Transforming organizational AI strategies: The rise of MLOps and generative AI in 2024
Within the constantly changing technology sector, two significant trends – machine learning operations and generative artificial intelligence — are poised to transform organizational AI strategies in 2024.
The MLOps market is evolving into AIOps, with the introduction of generative AI creating massive growth and transformative potential for every enterprise, leading to a rapid evolution of the AI stack, according to Alessya Visnjic (pictured), co-founder and chief executive officer of WhyLabs Inc. The power of creating AI applications is now in the hands of any developer, changing the paradigm of who can utilize AI technology.

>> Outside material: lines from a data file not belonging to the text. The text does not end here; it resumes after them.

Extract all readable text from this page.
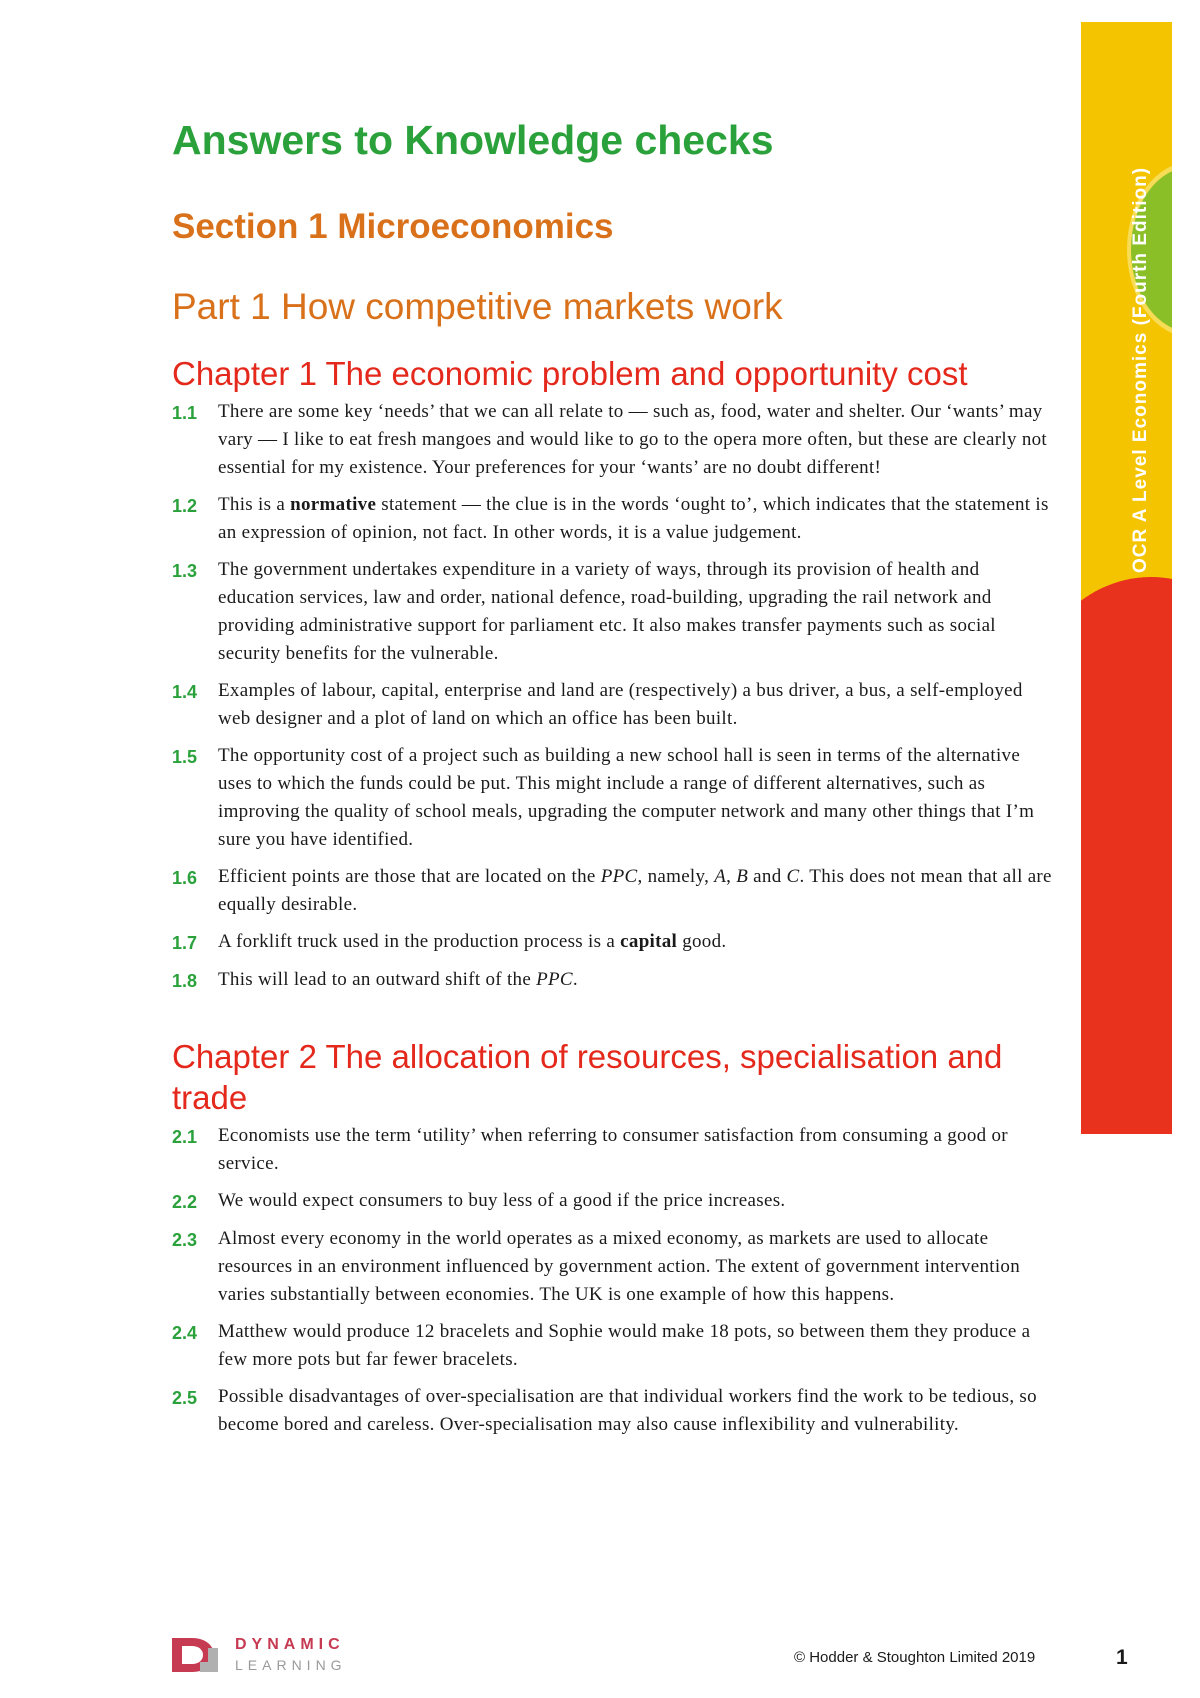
OCR A Level Economics (Fourth Edition)
Answers to Knowledge checks
Section 1 Microeconomics
Part 1 How competitive markets work
Chapter 1 The economic problem and opportunity cost
1.1	There are some key ‘needs’ that we can all relate to — such as, food, water and shelter. Our ‘wants’ may vary — I like to eat fresh mangoes and would like to go to the opera more often, but these are clearly not essential for my existence. Your preferences for your ‘wants’ are no doubt different!
1.2	This is a normative statement — the clue is in the words ‘ought to’, which indicates that the statement is an expression of opinion, not fact. In other words, it is a value judgement.
1.3	The government undertakes expenditure in a variety of ways, through its provision of health and education services, law and order, national defence, road-building, upgrading the rail network and providing administrative support for parliament etc. It also makes transfer payments such as social security benefits for the vulnerable.
1.4	Examples of labour, capital, enterprise and land are (respectively) a bus driver, a bus, a self-employed web designer and a plot of land on which an office has been built.
1.5	The opportunity cost of a project such as building a new school hall is seen in terms of the alternative uses to which the funds could be put. This might include a range of different alternatives, such as improving the quality of school meals, upgrading the computer network and many other things that I’m sure you have identified.
1.6	Efficient points are those that are located on the PPC, namely, A, B and C. This does not mean that all are equally desirable.
1.7	A forklift truck used in the production process is a capital good.
1.8	This will lead to an outward shift of the PPC.
Chapter 2 The allocation of resources, specialisation and trade
2.1	Economists use the term ‘utility’ when referring to consumer satisfaction from consuming a good or service.
2.2	We would expect consumers to buy less of a good if the price increases.
2.3	Almost every economy in the world operates as a mixed economy, as markets are used to allocate resources in an environment influenced by government action. The extent of government intervention varies substantially between economies. The UK is one example of how this happens.
2.4	Matthew would produce 12 bracelets and Sophie would make 18 pots, so between them they produce a few more pots but far fewer bracelets.
2.5	Possible disadvantages of over-specialisation are that individual workers find the work to be tedious, so become bored and careless. Over-specialisation may also cause inflexibility and vulnerability.
DYNAMIC
LEARNING	© Hodder & Stoughton Limited 2019	1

“I want to start with the big picture, and if we think about the enterprise AI stack and what happened in the last year with the introduction of LLMs, we can see how the AI stack is very rapidly evolving,” Visnjic said. “The model building has completely changed. Previously, there would be a lot of resources needed to build a model. Now, with foundation models … there’s less building and more tuning, and the power of creating AI applications is now in the hands of any developer.”
Visnjic spoke with John Furrier, executive analyst of theCUBE Research, at the “Supercloud 6: AI Innovators” event, during an exclusive broadcast on theCUBE, SiliconANGLE Media’s livestreaming studio. They discussed the need for organizations to prioritize securing its data within AI to accelerate business decisions.
Organizational AI strategies: Improving security to ensure rapid adoption of ML and AI
Enterprises are rapidly expanding and introducing new products to improve observability and control in its applications, according to Visnjic. The goal is to simplify operations and ensure rapid and safe adoption of machine learning applications. Enterprises seem to be targeting both developer teams and enterprise ops teams, as they believe developers dictate standards, and it’s important to have open-source tools for evaluation.
“It’s no longer kind of closed in and within your data science or machine learning team. It’s becoming a lot more accessible to build AI-powered applications,” Visnjic said. “The deployment part became easier over the past few quarters, because the big cloud companies and infrastructure providers invested an immense amount of money into making deployments as easy as possible.”
The IT organization needs to evolve and become comfortable with AI technology in order to adapt to the ever-evolving software landscape, Visnjic explained. Observability for AI applications is different from application performance monitoring, and the end game is all about software, with AI bringing new capabilities and the question of what the infrastructure will look like.
Moreover, enterprises are grappling with security challenges in LLMs and AI-gen applications, and the focus is on figuring out what to measure and how to measure it consistently, Visnjic added.
“LLMs and gen AI applications open up a whole new set of security challenges that we haven’t solved before,” she said. “Those include how you identify prompt injections, jailbreaks or any kind of adversarial engagement from the user side with your LLM application. I would say the OS top 10 for large language models has been kind of leading the way with the recommendations of what can be tracked.”